Romo’s backup is Brandon Weeden, the 31-year-old redheaded stranger of the NFL—he was a first-round draft pick of the Cleveland Browns as a 28-year old (he’d played minor league baseball in his early 20’s), making him the oldest player ever drafted in the first round. Thus far, he has not been very good in his professional football career. He has a career completion percentage of 56 percent, has thrown more touchdowns than interceptions, and let’s again mention the fact that he’s 31-years old, so we can’t chalk that up to growing pains like we might another former first-round pick in his fourth NFL season.

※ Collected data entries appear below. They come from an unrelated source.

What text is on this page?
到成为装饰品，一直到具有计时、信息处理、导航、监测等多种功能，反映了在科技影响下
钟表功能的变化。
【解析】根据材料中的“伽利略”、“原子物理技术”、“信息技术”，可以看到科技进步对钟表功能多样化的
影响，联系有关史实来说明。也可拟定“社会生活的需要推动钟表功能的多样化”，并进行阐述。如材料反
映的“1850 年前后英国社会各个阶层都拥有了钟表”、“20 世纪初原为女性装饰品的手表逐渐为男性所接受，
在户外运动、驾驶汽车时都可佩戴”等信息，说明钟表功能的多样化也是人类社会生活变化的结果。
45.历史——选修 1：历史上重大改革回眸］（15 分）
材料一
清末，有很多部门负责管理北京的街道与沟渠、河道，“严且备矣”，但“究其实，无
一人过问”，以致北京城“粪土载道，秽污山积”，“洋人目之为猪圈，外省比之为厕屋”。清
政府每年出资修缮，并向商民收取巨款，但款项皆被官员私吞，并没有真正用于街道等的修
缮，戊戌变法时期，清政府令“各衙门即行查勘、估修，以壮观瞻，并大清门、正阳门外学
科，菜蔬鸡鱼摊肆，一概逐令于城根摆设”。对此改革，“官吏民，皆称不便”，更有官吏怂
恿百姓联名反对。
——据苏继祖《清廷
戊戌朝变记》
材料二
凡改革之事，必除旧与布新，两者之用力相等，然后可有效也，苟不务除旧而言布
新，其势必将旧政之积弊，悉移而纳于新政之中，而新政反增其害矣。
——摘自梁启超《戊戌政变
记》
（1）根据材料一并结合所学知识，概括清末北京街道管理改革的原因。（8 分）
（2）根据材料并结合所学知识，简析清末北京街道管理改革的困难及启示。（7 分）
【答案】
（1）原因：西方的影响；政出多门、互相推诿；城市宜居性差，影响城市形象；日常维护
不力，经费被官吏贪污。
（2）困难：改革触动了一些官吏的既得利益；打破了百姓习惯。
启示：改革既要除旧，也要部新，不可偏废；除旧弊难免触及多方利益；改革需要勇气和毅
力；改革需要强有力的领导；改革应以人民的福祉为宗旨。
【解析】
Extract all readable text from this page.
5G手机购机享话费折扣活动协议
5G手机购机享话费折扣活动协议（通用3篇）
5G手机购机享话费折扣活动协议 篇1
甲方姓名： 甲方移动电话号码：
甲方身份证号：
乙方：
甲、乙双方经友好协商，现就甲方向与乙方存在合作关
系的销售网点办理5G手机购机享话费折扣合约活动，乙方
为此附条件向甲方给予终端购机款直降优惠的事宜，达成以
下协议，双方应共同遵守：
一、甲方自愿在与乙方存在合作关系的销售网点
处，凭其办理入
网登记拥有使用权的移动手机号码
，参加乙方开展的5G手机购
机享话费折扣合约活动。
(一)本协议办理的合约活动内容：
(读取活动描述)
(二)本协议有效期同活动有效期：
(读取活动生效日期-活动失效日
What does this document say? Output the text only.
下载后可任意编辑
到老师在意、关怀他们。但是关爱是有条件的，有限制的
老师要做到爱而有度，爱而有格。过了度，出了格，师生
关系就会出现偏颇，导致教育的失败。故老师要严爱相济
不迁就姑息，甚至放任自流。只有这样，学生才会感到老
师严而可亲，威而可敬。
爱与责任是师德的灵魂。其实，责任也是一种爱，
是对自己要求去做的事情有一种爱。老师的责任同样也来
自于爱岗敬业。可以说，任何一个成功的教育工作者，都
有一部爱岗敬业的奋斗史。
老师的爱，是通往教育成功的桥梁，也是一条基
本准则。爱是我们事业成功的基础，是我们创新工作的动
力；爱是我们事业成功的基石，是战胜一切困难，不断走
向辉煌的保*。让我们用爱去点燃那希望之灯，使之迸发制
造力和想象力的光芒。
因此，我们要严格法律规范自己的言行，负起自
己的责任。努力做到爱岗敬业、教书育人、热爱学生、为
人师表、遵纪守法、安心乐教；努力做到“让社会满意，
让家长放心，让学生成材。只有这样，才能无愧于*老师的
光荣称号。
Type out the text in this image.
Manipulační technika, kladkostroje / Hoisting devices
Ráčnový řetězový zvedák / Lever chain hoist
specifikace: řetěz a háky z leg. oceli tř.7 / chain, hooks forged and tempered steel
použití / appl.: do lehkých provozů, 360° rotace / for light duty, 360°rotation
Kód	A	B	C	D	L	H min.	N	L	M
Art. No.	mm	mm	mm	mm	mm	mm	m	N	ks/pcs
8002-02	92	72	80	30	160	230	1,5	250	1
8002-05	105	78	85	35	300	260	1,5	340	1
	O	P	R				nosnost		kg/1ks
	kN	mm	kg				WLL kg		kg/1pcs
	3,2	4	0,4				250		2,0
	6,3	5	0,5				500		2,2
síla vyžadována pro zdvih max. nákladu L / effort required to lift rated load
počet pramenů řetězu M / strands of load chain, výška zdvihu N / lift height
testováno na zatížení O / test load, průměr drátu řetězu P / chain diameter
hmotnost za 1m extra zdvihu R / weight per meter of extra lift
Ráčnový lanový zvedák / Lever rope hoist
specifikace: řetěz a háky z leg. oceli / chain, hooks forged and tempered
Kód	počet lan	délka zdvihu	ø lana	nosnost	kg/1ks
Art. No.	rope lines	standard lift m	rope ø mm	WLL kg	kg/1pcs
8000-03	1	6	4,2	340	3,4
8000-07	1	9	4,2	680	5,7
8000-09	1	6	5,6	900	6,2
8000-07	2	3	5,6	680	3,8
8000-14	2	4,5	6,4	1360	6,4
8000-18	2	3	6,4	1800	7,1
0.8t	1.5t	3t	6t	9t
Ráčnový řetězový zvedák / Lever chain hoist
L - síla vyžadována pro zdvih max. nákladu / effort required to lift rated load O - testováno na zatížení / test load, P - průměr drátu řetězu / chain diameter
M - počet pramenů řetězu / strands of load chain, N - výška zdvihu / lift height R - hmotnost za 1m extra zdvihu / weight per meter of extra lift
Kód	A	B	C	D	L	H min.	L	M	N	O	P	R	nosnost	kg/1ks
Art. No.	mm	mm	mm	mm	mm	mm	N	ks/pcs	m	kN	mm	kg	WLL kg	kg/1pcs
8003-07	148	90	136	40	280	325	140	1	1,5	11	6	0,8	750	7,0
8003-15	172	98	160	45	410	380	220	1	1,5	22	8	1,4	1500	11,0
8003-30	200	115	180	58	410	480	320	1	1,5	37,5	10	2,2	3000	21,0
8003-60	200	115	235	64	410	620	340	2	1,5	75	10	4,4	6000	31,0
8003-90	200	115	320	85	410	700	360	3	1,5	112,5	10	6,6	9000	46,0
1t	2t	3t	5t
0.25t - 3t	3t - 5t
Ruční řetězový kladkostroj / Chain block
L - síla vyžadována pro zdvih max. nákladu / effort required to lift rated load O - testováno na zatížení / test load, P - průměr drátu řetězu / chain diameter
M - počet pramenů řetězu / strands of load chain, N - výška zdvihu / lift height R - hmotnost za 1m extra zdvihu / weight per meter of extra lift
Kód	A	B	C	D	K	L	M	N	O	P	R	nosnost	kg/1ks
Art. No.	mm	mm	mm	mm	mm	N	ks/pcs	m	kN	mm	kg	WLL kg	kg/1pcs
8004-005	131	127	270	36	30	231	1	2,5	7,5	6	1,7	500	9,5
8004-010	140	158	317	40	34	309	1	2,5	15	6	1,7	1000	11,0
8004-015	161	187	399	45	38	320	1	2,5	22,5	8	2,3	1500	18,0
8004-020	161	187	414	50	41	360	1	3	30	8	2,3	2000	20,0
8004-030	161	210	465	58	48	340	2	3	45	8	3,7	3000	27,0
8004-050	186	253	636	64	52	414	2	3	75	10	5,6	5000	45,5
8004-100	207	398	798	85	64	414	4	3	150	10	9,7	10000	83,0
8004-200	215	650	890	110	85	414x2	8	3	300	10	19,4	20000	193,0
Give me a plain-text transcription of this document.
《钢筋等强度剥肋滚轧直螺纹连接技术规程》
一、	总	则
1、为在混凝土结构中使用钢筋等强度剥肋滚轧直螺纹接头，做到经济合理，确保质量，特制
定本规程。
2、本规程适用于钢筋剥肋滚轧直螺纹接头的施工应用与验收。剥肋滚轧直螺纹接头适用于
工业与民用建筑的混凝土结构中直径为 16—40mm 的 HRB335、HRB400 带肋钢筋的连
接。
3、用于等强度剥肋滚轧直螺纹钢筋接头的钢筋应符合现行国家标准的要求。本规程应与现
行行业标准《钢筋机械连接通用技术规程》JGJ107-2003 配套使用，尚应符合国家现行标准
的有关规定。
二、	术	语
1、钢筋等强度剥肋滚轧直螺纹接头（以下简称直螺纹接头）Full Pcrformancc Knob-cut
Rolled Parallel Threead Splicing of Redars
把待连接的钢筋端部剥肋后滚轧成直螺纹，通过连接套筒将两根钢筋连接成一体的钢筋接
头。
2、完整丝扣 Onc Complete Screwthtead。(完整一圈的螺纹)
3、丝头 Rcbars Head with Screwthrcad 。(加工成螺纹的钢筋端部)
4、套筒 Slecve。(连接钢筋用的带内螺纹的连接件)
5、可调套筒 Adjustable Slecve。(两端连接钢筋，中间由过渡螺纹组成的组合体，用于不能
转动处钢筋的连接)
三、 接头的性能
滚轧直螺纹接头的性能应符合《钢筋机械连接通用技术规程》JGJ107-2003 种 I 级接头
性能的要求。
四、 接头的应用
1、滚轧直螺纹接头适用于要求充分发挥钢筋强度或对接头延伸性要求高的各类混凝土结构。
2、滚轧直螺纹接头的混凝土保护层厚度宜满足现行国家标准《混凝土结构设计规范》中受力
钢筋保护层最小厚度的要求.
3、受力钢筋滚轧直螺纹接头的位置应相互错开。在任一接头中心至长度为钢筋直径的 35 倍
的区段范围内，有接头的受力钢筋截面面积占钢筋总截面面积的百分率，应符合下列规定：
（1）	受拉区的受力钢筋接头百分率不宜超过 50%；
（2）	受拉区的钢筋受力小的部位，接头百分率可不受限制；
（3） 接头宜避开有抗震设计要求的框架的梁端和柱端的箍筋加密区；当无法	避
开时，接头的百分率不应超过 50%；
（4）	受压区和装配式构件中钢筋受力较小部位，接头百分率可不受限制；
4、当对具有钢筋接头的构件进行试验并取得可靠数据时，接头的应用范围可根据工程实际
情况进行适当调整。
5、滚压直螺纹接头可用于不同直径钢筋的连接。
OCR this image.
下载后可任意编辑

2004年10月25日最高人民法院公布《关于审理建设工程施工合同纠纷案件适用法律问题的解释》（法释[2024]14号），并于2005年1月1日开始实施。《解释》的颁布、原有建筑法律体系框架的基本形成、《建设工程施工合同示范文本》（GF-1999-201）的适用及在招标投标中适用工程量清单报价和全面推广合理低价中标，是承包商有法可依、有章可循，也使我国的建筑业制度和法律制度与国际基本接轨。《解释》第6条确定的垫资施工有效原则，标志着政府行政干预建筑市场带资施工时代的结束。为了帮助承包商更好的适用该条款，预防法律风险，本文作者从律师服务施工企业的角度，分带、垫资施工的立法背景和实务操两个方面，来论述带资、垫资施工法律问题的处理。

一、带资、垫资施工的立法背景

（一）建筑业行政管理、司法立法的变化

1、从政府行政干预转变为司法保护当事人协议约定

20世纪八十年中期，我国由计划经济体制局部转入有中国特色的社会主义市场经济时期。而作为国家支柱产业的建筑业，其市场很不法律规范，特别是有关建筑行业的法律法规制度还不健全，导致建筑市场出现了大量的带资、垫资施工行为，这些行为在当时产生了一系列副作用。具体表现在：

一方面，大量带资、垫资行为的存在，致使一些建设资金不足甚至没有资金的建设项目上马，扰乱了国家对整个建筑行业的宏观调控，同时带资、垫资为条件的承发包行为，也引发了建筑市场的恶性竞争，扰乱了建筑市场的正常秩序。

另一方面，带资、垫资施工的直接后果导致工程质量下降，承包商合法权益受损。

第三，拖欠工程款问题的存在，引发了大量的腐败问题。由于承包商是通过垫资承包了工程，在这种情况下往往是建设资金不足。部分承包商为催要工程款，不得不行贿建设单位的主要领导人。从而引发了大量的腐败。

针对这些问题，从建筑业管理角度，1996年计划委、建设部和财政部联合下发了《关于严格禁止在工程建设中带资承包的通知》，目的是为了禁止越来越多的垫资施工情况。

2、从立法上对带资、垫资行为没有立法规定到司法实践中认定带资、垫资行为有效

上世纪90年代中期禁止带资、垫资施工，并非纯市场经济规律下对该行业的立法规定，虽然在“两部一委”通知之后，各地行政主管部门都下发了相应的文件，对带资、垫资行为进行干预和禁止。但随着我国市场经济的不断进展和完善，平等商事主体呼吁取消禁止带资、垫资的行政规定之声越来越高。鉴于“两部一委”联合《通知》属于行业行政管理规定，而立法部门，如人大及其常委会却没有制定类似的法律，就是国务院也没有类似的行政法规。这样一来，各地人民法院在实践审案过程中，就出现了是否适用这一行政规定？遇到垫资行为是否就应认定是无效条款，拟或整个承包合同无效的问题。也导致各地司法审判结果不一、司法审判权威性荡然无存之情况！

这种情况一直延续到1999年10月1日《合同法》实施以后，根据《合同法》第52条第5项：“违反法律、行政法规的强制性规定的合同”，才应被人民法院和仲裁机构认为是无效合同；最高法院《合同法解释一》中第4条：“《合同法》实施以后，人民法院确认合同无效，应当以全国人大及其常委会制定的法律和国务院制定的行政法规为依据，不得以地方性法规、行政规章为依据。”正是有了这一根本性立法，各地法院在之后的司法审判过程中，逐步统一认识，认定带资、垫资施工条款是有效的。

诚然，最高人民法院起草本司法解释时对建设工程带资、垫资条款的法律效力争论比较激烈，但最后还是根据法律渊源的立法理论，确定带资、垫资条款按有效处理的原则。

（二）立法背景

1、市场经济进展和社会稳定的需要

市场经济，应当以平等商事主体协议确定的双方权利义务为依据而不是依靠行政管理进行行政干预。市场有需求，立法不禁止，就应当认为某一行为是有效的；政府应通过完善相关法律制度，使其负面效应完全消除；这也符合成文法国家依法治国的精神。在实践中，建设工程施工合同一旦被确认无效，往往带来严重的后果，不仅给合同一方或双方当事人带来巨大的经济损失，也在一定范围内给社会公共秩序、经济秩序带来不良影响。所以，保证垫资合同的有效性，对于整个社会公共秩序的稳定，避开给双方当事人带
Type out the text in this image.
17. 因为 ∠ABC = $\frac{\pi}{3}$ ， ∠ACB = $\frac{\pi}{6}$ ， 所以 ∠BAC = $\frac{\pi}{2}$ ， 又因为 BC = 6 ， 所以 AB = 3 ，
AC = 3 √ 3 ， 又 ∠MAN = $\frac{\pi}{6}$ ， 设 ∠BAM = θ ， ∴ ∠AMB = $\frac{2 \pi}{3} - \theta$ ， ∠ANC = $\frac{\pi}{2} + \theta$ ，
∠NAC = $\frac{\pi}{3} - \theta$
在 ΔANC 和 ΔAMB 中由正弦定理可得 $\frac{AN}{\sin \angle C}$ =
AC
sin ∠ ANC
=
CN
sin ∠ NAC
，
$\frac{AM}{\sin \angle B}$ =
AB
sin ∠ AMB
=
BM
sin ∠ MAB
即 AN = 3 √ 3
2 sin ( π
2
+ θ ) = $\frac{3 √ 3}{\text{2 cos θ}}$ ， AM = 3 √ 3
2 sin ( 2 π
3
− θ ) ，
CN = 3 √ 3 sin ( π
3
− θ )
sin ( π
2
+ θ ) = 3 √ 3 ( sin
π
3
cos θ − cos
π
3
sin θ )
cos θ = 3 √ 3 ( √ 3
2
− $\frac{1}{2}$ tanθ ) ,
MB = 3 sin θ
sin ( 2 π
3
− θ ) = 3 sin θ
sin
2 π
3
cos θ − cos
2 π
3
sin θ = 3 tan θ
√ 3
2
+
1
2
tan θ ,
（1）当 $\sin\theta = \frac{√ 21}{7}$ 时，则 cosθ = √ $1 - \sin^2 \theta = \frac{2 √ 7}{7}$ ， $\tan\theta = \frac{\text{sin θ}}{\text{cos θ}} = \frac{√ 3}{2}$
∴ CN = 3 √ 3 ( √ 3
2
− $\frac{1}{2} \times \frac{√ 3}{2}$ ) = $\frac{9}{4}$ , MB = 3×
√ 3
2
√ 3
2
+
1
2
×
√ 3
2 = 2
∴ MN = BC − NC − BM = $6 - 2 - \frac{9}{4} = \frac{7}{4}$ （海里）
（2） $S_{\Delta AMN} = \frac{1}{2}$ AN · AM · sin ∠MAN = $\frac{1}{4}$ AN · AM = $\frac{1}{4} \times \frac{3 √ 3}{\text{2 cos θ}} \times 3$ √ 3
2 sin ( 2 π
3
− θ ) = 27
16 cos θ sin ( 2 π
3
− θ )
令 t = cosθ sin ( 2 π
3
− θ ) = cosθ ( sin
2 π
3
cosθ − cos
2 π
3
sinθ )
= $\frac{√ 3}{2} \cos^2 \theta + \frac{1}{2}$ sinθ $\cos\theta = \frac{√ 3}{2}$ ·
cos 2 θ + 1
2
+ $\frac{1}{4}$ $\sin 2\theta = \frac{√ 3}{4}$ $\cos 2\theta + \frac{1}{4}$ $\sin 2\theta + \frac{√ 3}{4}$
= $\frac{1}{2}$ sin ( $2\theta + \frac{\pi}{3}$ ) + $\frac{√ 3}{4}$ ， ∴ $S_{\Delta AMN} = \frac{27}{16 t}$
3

All of that inspired so little confidence in him that the Cowboys immediately rushed out to trade for former Patriots/Chiefs/Vikings/Bills quarterback Matt Cassel—and as Texans fans know, when you’ve got a QB on his fifth team, that’s how you know you’ve got a good one. Picking up a veteran insurance policy for Weeden while Romo is out for a minimum of eight weeks makes sense; telling the press that Weeden’s leash is so short that Cassel could snatch the job away from him in a competition even though that guy wasn’t even a Dallas Cowboy until a few days ago does not. Unless, of course, the Cowboys have as little faith in Brandon Weeden as everybody else who’s ever seen Weeden play football do—in which case why was he the primary backup to their injury-prone starter to begin with?

What does this have to do with extra points? We’re glad you asked. The Cowboys defense has been solid so far this year—a further testament to the mad wizardry of defensive coordinator Rod Marinelli and the greatness of the finally healthy Sean Lee—so the hope in Dallas has to be that they’ll be able to hang in close games until Romo and Dez are back, at which point they can gear up for a playoff run. But in the meantime, the Cowboys are gonna need all the extra points they can get.